そんなアドベント期間にいただくお菓子が「シュトーレン」。
熟成していくほどに美味しくなる焼き菓子を、毎日薄くカットして食すのも楽しいもの。端から切ってもいいのですが、真ん中から切るとより保存にいいのだとか。両端を合わせておくだけで、いちいちラップを切り口にかける必要もないですね。
スパイスが効いた紅茶やグリューワインと一緒にシュトーレンをいただく…。あっという間に去る師走の日々、しばしほっとできる時間をもつのも素敵な習慣です。
事納め、煤払い、大掃除、おせちの準備も計画的に
新しい年を迎えるための準備や大掃除など、やるべきことや行事が目白押しの師走。アドベントもいいけれど、おせちの準備をするカレンダーを自分で作って、計画的に完成させていくのも賢い過ごし方です。
例えば師走のはじめの余裕があるうちに、冷凍ができて日持ちがする黒豆、栗きんとんなどから準備をはじめるのもいいでしょう。お正月の御馳走、マグロや海老、いくら、蒲鉾なども早めに注文しておくと、ぎりぎりになって慌てずにすむはず。20日過ぎたら田作りや紅白なます、30日や31日には煮しめや昆布巻きと、各ご家庭でいただくおせち料理を日々ストックしていけば、お正月はお雑煮だけ作って、後はゆっくりと過ごせますね。
一陽来復。冬至の日は、柚子湯につかって一年の骨休めも
寒さも厳しくなるなか一年で最も忙しい師走は、体調管理にもことさら気をつけたい時節。冬至のころには、ぜひ南瓜や小豆を食べ、柚子湯に入ってエネルギーチャージをしたいものです。
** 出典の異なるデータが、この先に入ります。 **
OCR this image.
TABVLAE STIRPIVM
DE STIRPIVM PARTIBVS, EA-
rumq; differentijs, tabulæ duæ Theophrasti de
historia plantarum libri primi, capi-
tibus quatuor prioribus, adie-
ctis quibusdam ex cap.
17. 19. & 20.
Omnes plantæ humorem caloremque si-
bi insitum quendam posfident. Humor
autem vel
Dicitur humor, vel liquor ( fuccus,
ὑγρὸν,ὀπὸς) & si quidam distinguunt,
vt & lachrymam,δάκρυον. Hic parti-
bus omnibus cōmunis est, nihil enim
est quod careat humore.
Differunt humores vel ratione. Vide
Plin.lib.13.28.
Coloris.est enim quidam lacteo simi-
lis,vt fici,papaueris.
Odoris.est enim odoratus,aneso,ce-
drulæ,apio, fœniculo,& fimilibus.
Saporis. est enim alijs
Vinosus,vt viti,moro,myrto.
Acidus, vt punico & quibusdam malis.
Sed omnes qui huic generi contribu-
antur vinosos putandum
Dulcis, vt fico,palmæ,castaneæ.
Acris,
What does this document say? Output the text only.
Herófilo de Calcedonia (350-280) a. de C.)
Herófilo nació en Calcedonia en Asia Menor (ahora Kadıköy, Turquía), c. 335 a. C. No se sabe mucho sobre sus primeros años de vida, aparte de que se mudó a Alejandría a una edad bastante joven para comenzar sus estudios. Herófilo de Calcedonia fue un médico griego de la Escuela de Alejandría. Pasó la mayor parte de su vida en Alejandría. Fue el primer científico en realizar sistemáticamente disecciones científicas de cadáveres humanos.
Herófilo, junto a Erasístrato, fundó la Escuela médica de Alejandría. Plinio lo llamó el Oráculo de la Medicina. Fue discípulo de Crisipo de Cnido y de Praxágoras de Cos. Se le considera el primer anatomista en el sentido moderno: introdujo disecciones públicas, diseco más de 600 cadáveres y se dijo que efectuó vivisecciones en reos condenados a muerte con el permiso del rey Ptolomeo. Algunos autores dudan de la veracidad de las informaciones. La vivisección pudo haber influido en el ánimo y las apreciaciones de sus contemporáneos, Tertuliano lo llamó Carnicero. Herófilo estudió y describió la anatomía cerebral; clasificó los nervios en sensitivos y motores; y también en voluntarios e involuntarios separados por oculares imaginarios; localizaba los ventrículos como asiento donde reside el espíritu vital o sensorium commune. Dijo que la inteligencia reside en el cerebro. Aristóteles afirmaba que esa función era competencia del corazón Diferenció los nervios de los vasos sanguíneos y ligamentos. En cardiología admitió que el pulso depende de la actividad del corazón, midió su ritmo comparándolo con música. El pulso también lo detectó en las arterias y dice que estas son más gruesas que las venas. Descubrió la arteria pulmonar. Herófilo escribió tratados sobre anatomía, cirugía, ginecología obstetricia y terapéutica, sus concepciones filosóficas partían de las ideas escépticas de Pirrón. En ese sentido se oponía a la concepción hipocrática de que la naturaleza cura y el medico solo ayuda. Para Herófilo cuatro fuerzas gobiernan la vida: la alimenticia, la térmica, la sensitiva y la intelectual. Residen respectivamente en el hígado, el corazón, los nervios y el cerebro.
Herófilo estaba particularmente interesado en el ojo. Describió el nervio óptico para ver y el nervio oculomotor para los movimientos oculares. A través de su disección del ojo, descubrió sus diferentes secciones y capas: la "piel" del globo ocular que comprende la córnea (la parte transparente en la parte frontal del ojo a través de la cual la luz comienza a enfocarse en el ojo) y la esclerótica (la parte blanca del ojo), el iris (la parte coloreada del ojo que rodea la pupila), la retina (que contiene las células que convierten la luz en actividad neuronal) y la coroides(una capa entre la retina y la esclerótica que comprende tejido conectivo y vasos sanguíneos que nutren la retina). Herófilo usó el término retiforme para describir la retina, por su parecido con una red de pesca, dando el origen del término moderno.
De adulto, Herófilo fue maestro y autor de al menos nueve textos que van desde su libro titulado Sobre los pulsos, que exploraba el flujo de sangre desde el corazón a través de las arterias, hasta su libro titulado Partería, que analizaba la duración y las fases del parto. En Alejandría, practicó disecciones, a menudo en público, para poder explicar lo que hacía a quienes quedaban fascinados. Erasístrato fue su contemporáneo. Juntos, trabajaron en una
冬至を過ぎれば一陽来復。次第に昼も長くなり、日々太陽が力を取り戻し、私たちの心持ちも明るくなるような気がします。
泣いても笑っても、今日から師走。2017年も終わりに近づいてきました。残りの日々を大切に過ごし、どうぞ良き一年の締めくくりを。新たな年の始まりは、もうすぐそこまで来てきます。